En 1987, en pleine cohabitation, la bande à Pasqua s’agitait sur le front des questions internationales. En particulier Marchiani, en mission à Téhéran, pour sauver des otages. Mais Tonton, bien sûr, veillait au grain.
Si la cellule de l’Élysée a fait sauter les PV de Marchiani, les barbouzes de Mitterrand n’en ont pas moins placé Môssieur Jean-Charles sous haute surveillance à la fin des années 80. La cellule dirigée par Christian Prouteau lui a consacré ainsi de nombreuses notes. Au cœur des préoccupations, l’affaire des otages français détenus par le Hezbollah au Liban et les relations avec l’Iran. Un dossier autour duquel les coups bas se multiplient entre le Gouvernement Chirac et le Chef de l’État. Dans une note en date du 5 mai 1987, adressée à François Mitterrand et consacrée au « contentieux franco-iranien », Prouteau, sans beaucoup d’égards, y qualifie Marchiani de « troisième compère » appartenant « au clan des militaires » et plus ou moins missionné par Chirac pour engager des « tractations » avec Téhéran.
Des tractations qui, bien que l’Iran soit officiellement sous embargo, ne sauraient faire l’impasse sur des ventes d’armes… 8 décembre 1987, nouvelle note de Prouteau à Mitterrand, qui fait le point sur les concessions secrètes accordées par le gouvernement Chirac pour obtenir la libération des otages.
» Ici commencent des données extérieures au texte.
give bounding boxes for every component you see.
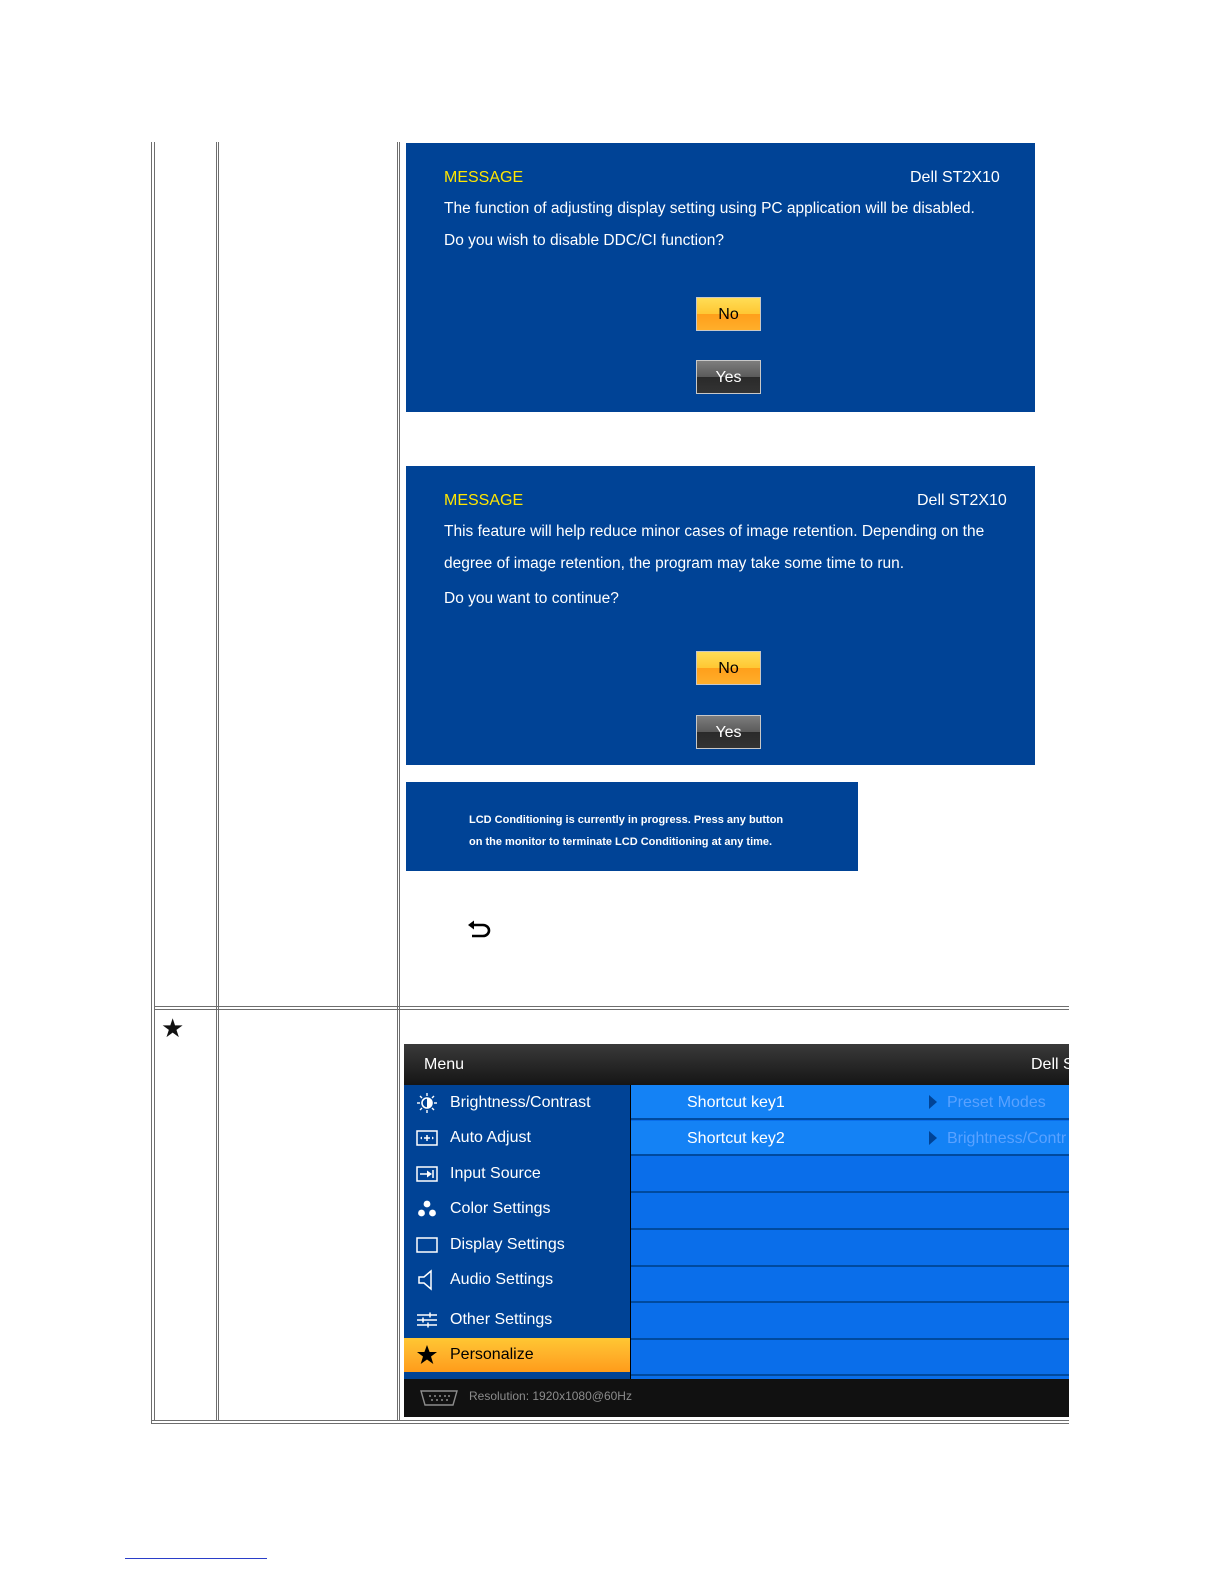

Et Prouteau de relater un incident parvenu à ses grandes oreilles : « Un renseignement sûr, confirmé, nous est parvenu concernant des accords passés entre la France et l’Iran, à travers un intermédiaire dont la réputation soulève certaines interrogations. En effet, le samedi 28 novembre assez tard dans la soirée, Monsieur Ghorbanifar, bien connu pour sa participation à l’Irangate, est contrôlé à la Police de l’Air et des Frontières et ensuite par les douanes. Cachés dans le journal Le Monde [1], il a été découvert deux documents confidentiels rédigés en farsi. À ce moment-là, Ghorbanifar est entré dans un grand état d’excitation, menaçant le service officiel et a exigé que Monsieur Pasqua soit informé de son interpellation. Compte tenu de la personnalité de Ghorbanifar et des menaces proférées, les fonctionnaires ont alerté leur hiérarchie. Très rapidement, ils reçurent l’ordre de libérer Ghorbanifar, de lui restituer ses documents et de détruire les photocopies qui auraient pu en être faites. Il a été exigé que cette interpellation et ses suites restent strictement confidentielles. »
Et Prouteau de rapprocher cet incident d’une information recueillie quelque temps plus tôt lors d’un voyage de Marchiani à Damas, voyage manifestement très surveillé…
« Ce renseignement est à rapprocher de l’information que je vous avais communiquée, concernant les péripéties d’une première négociation entre la France et l’Iran sur des équipements militaires. J’avais évoqué à cette occasion le voyage, effectué par Messieurs Marchiani et Ghorbanifar dans un avion du Glam à Damas. Étant donné que, dans cette affaire assez compliquée de négociations entre la France et l’Iran, il n’y a pas de petits détails, un personnel navigant a relevé qu’au cours du transport de Monsieur Marchiani et des personnes qui l’ont accompagné, lors de la récupération des otages à Larnaca, le problème de fournitures d’armement à l’Iran (pièces détachées en particulier) a été largement évoqué par les passagers. Compte tenu de la “spécialité” de Ghorbanifar, s’il n’avait pas une place prépondérante dans le cadre des négociations secrètes entre le Gouvernement français et l’Iran, on voit mal pourquoi la hiérarchie policière aurait exigé que l’interpellation reste confidentielle. »
Chacun sa « spécialité », donc si Ghorbanifar doit sa notoriété à l’Irangate, Jean–Charles Marchiani ne crèvera, lui, vraiment l’écran, qu’avec l’Angolagate.